One of the coolest things about the Imperial Palace auto collection is that it's always changing. Every time you visit you'll see a different display of vintage and collectible autos. Why's that? Because the Imperial Palace teams with www.autocollections.com to buy and sell vintage autos through the collection. That's right, any time you visit, quite a few of the cars you view are actually for sale! If you own a vintage auto, you can also list it with Auto Collections and have your cars displayed for sale on the collection floor. So, if you're in the market for a hot rod or two, you need to check out the Imperial Palace auto collection, you never know just what you'll find!
One central part of the Imperial Palace collection are the various cars that belonged to U.S. Presidents. It's interesting to see how the presidential limos have morphed through the years. George W. Bush's Cadillac SUV looks like a futuristic ride next to these relics of the past. You can check out President Eisenhower's 20-foot long 1952 Chrysler Imperial or President Truman's 1950 Lincoln Cosmopolitan, complete with a gold-plated interior (certainly not politically correct today).

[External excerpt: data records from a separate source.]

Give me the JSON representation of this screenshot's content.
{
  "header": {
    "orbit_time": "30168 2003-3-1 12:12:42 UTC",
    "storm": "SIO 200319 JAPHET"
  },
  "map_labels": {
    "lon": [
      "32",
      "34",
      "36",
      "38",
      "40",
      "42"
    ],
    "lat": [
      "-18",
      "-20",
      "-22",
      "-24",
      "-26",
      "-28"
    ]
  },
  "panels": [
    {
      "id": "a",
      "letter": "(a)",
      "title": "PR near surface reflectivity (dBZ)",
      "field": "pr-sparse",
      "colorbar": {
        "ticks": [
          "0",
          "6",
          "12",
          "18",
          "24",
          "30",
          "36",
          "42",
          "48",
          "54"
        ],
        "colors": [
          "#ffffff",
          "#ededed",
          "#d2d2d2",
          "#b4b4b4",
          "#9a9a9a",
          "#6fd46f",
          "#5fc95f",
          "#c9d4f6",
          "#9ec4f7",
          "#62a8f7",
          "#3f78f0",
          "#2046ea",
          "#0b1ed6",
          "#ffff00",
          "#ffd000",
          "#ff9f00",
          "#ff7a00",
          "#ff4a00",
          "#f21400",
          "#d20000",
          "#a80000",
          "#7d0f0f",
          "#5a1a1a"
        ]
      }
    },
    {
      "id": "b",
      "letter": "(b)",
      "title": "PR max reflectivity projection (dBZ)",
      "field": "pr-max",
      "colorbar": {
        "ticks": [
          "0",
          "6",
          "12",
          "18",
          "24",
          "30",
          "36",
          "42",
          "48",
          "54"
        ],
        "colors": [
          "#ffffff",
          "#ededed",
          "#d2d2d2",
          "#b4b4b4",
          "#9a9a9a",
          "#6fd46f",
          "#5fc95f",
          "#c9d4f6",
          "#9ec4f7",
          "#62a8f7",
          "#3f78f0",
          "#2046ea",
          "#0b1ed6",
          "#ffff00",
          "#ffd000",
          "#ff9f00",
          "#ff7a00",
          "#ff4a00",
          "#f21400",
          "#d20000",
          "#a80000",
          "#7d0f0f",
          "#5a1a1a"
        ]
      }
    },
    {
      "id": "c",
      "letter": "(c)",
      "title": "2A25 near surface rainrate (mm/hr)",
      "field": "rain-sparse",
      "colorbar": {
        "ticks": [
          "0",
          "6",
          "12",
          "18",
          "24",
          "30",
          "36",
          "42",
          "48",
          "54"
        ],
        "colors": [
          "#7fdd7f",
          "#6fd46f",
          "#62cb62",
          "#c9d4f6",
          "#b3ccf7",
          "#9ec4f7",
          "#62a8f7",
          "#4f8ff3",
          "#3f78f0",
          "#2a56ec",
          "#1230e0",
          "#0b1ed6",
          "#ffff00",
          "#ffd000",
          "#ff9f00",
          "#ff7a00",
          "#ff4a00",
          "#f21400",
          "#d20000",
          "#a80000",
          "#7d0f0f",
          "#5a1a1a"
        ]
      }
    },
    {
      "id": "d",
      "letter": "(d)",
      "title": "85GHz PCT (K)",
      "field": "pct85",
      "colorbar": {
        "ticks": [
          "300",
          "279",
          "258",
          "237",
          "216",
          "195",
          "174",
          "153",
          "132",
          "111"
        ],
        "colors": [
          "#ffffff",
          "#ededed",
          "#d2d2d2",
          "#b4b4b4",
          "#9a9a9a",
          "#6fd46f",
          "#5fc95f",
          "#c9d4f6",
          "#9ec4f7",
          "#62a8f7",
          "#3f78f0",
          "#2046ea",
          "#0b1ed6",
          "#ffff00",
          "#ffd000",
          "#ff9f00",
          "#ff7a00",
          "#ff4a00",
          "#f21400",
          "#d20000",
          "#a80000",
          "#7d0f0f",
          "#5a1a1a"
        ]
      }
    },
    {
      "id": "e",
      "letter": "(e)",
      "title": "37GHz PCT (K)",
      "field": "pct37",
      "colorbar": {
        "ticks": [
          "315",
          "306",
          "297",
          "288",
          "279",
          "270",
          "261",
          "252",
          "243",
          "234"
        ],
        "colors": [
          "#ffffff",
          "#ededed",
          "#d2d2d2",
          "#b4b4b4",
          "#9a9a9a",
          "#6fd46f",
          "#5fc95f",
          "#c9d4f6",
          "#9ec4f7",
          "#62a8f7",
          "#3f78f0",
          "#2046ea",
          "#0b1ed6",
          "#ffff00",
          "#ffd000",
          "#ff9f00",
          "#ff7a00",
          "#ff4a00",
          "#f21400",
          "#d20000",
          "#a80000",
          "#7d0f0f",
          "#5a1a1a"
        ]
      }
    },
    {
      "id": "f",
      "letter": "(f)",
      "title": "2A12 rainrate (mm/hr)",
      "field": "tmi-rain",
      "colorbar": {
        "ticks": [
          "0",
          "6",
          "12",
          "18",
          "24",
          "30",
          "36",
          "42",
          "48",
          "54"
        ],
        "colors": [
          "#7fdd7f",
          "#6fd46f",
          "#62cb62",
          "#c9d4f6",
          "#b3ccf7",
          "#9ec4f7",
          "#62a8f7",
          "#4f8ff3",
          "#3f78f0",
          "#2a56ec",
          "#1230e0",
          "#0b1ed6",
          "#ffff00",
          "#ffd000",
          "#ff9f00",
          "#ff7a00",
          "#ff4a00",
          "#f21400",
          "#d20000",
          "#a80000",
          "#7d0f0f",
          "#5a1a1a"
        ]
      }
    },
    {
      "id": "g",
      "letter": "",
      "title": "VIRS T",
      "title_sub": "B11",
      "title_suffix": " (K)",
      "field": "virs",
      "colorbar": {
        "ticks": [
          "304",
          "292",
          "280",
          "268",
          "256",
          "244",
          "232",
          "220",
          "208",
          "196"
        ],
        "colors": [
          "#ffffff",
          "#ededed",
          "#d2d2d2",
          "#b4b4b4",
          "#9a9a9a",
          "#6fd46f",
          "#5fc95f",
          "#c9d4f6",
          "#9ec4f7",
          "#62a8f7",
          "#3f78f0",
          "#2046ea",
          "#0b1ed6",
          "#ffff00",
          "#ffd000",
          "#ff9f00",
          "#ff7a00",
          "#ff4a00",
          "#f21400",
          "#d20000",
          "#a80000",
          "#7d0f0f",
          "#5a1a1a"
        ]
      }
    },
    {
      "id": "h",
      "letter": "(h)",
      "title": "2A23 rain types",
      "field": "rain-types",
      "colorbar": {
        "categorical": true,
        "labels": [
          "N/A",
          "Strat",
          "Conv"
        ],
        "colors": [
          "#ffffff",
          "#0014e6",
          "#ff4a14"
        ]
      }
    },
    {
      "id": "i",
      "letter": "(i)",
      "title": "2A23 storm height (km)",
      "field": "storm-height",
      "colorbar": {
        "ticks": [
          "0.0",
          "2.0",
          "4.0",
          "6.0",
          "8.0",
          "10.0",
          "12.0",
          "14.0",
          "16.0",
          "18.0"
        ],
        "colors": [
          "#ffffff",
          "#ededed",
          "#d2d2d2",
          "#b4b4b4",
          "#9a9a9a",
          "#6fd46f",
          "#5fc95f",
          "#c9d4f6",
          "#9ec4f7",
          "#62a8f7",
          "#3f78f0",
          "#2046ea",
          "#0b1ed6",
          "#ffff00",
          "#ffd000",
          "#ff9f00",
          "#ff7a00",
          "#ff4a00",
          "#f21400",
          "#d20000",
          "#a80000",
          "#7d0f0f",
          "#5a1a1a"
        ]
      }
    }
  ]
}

Less flashy is President Roosevelt's 1936 V-16 Cadillac limo, and President Kennedy's 1962 Lincoln Continental (not the car he was riding in Dallas when he was assassinated, by the way). While some of the collection rotates, keeping it fresh and new, these cars stay put, so you can see them whenever you plan to visit the collection.
Car fanatics have known about the car collection at the Imperial Palace on the Strip for years (over 20), but even a lot of locals have never taken in the collection. The exhibit includes over 200 vintage cars that will conjure up nostalgic memories in just about every visitor. You can see cars of the stars, and a wide variety of classic autos from every era, chrome to Corvette. One of the best things about this collection is the lack of crowds. Unlike other Strip venues, the car collection just isn't as busy as many other locations, so if you don't enjoy big crowds, this is the entertainment for you. The kids will love it too! Best of all, admission is free, just stop at the Redemption Counter on the main floor of the Imperial Palace Casino and ask for free admission passes. The collection is open daily from 9:30am to 9:30pm, and it's located on the fifth floor of the self-parking garage at the Imperial Palace. By the way, you'd better make plans to see the collection soon, the Imperial Palace has been sold and may be demolished as early as 2006.
Did you know the slang expression "it's a doozy" originated with the name of this prestigious and classic auto? Well, it's true. The Duesenberg was one of the most opulent and classy cars of its' time when it was produced in the 1920s and 30s. It just so happens the Imperial Palace owns the world's largest collection of the Model J version of these cars, and you can visit anytime you visit Las Vegas. The Palace owns and exhibits 43 of the Deuseys, worth over $50 million dollars. The Duesenbergs are located in their own special exhibit room which includes a bar and lounge, so you can take your time looking over these vintage beauties. Deuseys sold for $20,000 in their prime, and in today's market that equates to about $1 million apiece, so now you know why wealthy stars and royalty simply loved these coveted cars!